The VXLAN-to-VXLAN deployment is where the VXLAN Gateway communicates between VXLAN segments. Use this scenario when one VXLAN segment needs to communicate with another VXLAN segment.
When a packet traverses a VXLAN segment and enters the VXLAN Gateway, the VXLAN VTEP maps one VXLAN segment to another in the following way:
Decapsulates the VXLAN header.
Performs a route lookup of the customer packet.
Identifies that the next hop VLAN is in another VXLAN segment.
Encapsulates the packet with a new VXLAN header with a new VNID.
Forwards the packet out.
The following figure shows two virtualized servers attached to a Layer 3 infrastructure. The servers could be on the same rack, on different racks, or across data centers within the same administrative domain.
There are four VXLAN overlay networks identified by the VNIDs: 22, 34, 74, and 98. Notice how the VMs are associated with a VNID. For example, VM1-1 in Server 1 and VM2-4 on Server 2 are on the same VXLAN overlay network identified by VNID 22.
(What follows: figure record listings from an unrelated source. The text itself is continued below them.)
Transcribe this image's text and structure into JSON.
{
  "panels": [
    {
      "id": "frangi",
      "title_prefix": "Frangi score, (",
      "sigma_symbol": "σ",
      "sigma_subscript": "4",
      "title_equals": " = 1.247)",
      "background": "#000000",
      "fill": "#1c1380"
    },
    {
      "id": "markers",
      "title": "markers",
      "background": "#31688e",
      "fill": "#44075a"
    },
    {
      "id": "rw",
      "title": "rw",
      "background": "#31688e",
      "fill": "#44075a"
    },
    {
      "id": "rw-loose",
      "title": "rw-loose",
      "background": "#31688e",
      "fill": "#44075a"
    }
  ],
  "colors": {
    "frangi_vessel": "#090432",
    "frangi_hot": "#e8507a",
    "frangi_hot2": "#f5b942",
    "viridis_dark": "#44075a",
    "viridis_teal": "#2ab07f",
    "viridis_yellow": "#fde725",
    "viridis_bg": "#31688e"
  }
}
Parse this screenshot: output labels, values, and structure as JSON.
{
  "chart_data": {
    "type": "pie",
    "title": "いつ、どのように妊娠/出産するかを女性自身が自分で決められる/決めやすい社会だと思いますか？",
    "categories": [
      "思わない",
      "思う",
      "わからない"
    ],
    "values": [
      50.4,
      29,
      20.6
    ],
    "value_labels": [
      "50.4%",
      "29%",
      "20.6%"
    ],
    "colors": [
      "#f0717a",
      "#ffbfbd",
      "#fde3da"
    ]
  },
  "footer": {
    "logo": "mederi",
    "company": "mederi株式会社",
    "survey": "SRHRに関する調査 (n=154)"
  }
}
The VMs do not know about the overlay networks and transport method because the encapsulation and decapsulation happen transparently at the VTEPs on Servers 1 and 2. The other overlay networks and the corresponding VMs are: VM1-2 on Server 1 and VM2-1 on Server 2 both on VNID 34, VM1-3 on Server 1 and VM2-2 on Server 2 on VNID 74, and finally VM1-4 on Server 1 and VM2-3 on Server 2 on VNID 98.